Mortgage rates in the U.S. declined, with some of the lowest national averages since the end of 2016. The drops are evident in both 15-year and 30-year fixed loans, with the average rate for a 30-year fixed-rate mortgage coming in at 3.75% during the week of July 11, 2019. The downward trend started in November of 2018, and the rates have fallen over a full percentage point since then. The decline in rates was due to U.S./China trade war uncertainty and fears of a slowing global economy.
The lower rates have benefited many current homeowners, as the refinance index is currently trending at close to the highest level it has been at since late 2016. Refinancing is stimulative to the economy as it helps homeowners pay down debt, build equity, or free up cash which leads to more consumer spending.

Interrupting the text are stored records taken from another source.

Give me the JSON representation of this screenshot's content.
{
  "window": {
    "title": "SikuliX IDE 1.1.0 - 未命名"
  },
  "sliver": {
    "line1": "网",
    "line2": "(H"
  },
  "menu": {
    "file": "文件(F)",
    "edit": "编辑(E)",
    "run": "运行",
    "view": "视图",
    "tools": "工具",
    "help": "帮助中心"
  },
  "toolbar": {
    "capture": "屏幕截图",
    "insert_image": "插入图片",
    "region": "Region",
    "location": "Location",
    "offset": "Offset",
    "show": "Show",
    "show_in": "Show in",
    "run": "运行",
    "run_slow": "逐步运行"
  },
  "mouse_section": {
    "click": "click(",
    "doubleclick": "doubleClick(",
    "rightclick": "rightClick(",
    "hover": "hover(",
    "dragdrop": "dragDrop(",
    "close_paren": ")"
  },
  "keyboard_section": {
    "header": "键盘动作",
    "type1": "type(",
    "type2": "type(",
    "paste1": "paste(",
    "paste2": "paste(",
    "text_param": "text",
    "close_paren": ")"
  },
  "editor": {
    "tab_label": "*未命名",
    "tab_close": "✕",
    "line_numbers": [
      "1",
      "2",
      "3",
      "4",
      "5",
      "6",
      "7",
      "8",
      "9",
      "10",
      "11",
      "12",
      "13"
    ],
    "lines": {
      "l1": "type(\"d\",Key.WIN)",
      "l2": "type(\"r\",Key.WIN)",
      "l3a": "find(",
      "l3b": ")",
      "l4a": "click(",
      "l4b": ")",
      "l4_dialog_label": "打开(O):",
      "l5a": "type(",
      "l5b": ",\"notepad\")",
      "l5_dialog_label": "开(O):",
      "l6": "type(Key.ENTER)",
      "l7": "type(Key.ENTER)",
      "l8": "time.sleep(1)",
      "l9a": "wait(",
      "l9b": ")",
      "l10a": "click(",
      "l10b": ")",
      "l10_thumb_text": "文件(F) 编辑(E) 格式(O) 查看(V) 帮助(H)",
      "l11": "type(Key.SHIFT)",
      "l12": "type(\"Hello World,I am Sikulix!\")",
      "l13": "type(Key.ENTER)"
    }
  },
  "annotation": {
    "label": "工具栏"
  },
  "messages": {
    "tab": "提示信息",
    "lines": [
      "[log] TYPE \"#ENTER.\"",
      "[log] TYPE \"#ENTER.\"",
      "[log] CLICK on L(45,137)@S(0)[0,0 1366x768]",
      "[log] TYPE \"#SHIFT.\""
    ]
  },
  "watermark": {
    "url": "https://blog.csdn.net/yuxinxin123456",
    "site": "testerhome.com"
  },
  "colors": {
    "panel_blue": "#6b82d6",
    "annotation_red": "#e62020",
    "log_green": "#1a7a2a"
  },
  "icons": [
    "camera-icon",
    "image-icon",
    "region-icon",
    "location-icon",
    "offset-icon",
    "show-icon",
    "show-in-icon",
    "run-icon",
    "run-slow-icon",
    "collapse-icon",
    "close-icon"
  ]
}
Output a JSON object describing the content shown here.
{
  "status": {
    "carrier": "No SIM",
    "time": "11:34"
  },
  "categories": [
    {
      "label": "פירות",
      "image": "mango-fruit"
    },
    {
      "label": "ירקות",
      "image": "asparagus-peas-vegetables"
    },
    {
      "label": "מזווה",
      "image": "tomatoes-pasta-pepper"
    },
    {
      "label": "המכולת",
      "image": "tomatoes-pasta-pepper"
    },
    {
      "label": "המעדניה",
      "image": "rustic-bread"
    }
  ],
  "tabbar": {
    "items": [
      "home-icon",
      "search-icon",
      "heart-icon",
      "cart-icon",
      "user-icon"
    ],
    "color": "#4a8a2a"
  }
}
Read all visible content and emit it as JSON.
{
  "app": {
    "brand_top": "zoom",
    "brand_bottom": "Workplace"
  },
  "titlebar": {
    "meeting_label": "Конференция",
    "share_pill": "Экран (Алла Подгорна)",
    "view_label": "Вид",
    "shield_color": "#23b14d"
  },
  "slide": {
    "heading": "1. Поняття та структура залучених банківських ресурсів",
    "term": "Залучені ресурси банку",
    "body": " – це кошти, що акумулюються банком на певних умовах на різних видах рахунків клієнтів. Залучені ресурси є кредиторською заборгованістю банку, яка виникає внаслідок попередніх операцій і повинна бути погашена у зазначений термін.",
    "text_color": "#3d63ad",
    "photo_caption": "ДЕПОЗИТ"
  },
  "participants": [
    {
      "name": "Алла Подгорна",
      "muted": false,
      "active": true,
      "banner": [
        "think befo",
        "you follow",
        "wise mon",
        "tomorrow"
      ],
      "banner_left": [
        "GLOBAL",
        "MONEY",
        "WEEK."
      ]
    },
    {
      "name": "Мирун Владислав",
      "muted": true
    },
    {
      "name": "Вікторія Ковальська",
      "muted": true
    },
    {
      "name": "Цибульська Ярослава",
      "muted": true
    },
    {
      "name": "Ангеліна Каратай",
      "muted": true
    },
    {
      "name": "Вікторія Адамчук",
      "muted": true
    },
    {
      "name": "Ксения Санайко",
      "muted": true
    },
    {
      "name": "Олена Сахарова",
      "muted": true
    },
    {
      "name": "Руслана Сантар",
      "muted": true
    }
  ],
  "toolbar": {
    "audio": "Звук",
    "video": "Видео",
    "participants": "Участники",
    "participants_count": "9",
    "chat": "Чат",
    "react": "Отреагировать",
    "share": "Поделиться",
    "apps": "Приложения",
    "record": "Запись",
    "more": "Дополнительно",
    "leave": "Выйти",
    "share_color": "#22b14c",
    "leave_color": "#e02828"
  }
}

Despite mortgage rates being historically low, affordability remains an issue for many Americans to purchase homes because up until recent years home prices were growing far faster than wages. Over the past two decades, the national average home prices have increased by 114%, which is part of the reason homeownership in the U.S. is close to a 50-year low.
Even though many experts are forecasting higher rates next year, there is a real chance they may actually be lower thanks to low inflation and slowing economies around the globe. But waiting and hoping for lower rates could be dangerous and costly to would-be homebuyers. Bottom line: homebuyers should take advantage of the lowest rates in years and avoid any uptick in rates many are forecasting.